Matt carefully removes his glasses and sets them on the bar. He can count on one hand the number of times he's wished he wasn't blind. The night he woke up in the hospital after the accident was the first; listening to his father win his final fight was the second; the first time he made Elektra laugh was the third. And this moment, here, with Foggy, is the fourth. He wants to be able to look his friend in the eyes-not just past them or over his shoulder-and make him truly understand what he is saying.
"You're also wrong, though. Because you know more about me than anyone. And that's not an accident, Fog. I need you looking out for me. I need to know you to have my back. I always have. And despite the sometimes insurmountable evidence to the contrary, I always will."
Matt doesn't realize how much he'd been anticipating Foggy's response until he doesn't get one.
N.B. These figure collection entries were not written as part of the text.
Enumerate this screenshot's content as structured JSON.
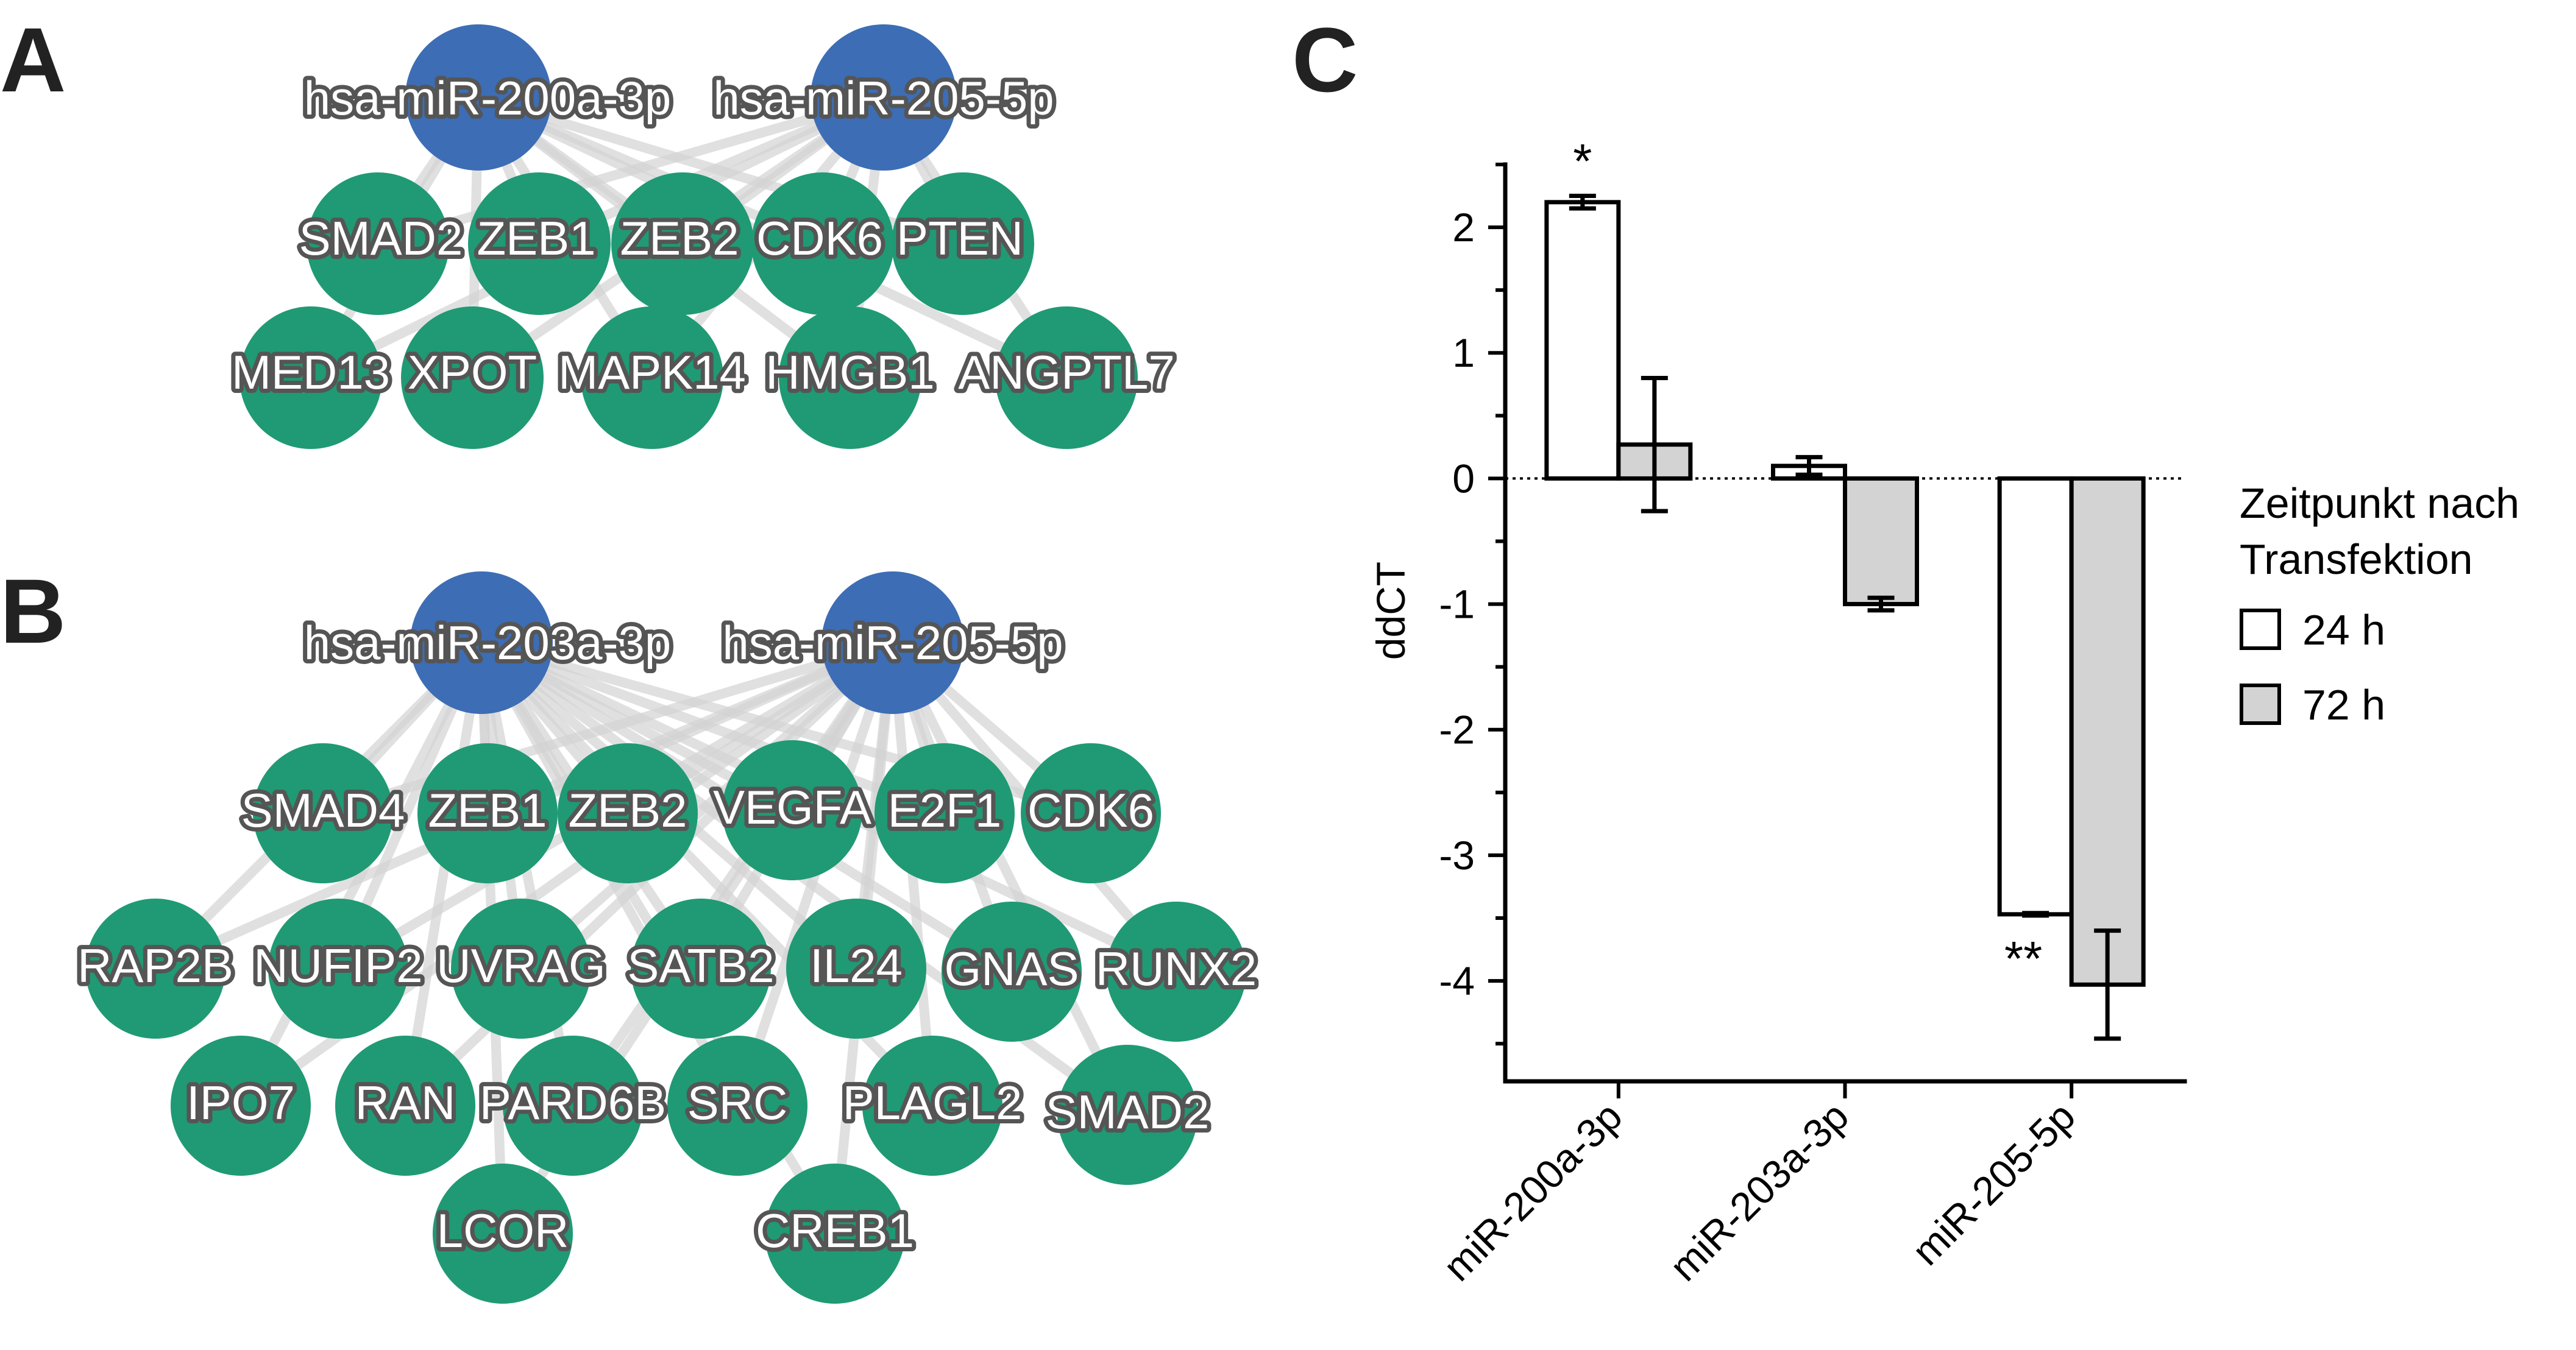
{
  "panels": {
    "a": {
      "letter": "A"
    },
    "b": {
      "letter": "B"
    },
    "c": {
      "letter": "C"
    }
  },
  "colors": {
    "mirna_node": "#3D6DB5",
    "target_node": "#1F9A74",
    "edge": "#D3D3D3",
    "bar_24h": "#FFFFFF",
    "bar_72h": "#D3D3D3"
  },
  "network_a": {
    "mirna_nodes": [
      "hsa-miR-200a-3p",
      "hsa-miR-205-5p"
    ],
    "target_rows": [
      [
        "SMAD2",
        "ZEB1",
        "ZEB2",
        "CDK6",
        "PTEN"
      ],
      [
        "MED13",
        "XPOT",
        "MAPK14",
        "HMGB1",
        "ANGPTL7"
      ]
    ]
  },
  "network_b": {
    "mirna_nodes": [
      "hsa-miR-203a-3p",
      "hsa-miR-205-5p"
    ],
    "target_rows": [
      [
        "SMAD4",
        "ZEB1",
        "ZEB2",
        "VEGFA",
        "E2F1",
        "CDK6"
      ],
      [
        "RAP2B",
        "NUFIP2",
        "UVRAG",
        "SATB2",
        "IL24",
        "GNAS",
        "RUNX2"
      ],
      [
        "IPO7",
        "RAN",
        "PARD6B",
        "SRC",
        "PLAGL2",
        "SMAD2"
      ],
      [
        "LCOR",
        "CREB1"
      ]
    ]
  },
  "chart_data": {
    "type": "bar",
    "categories": [
      "miR-200a-3p",
      "miR-203a-3p",
      "miR-205-5p"
    ],
    "series": [
      {
        "name": "24 h",
        "values": [
          2.2,
          0.1,
          -3.47
        ],
        "errors": [
          0.05,
          0.07,
          0.01
        ]
      },
      {
        "name": "72 h",
        "values": [
          0.27,
          -1.0,
          -4.03
        ],
        "errors": [
          0.53,
          0.05,
          0.43
        ]
      }
    ],
    "ylabel": "ddCT",
    "ylim": [
      -4.8,
      2.5
    ],
    "yticks": [
      2,
      1,
      0,
      -1,
      -2,
      -3,
      -4
    ],
    "zero_line": "dotted",
    "significance": [
      {
        "category": "miR-200a-3p",
        "series": "24 h",
        "label": "*"
      },
      {
        "category": "miR-205-5p",
        "series": "24 h",
        "label": "**"
      }
    ],
    "legend": {
      "title_lines": [
        "Zeitpunkt nach",
        "Transfektion"
      ],
      "placement": "right"
    }
  }
}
As Foggy sighs and reaches for his beer, the words Matt had expected to hear echo in the silence between them.
I know.
You don't have to worry about that.
I'll always be here.
Instead, what Foggy finally says is, "Buddy… I gotta be honest with you. It's getting harder and harder for me to tell the difference between the two of you."
Matt swallows as his beer churns in his stomach. In his head, a voice sneers, Fine. You tried. It didn't work. Let him go. But Matt can't accept that. He can't accept that now, in this moment, he has to give up on everything he has fought for-on everything Foggy has fought for. He can't accept that this is the moment in which Matt Murdock finally stays down.
Matt takes a drink to hide his trembling hands. Then, slowly, carefully, he reaches for his glasses and places them over his eyes.
"I'll make it easy for you tonight," he says, fighting to keep his voice even and light. "Tonight it's only me. And my full attention, as requested. I promise."
It's not much, but he hopes it's enough. Even if it just delays the inevitable-even if it just prolongs the bloody, angry war within him-Matt hopes it at least buys him more time. More time to figure out who he really wants to win. And, if necessary, more time to figure out how to say goodbye.
Foggy sighs again. Against his better judgment, Matt concentrates on his friend's heartbeat. To his relief, it's slow, steady. Seconds later, Foggy reaches out and touches his bottle to Matt's. When he speaks, there's a hint of a smile-a strained smile, but a smile nonetheless- in his voice.
"In that case, I think we're gonna need another round."
Matt closes his eyes and exhales. Deep within him, Matt Murdock stands, unsteadily, and claws his way back into the fight.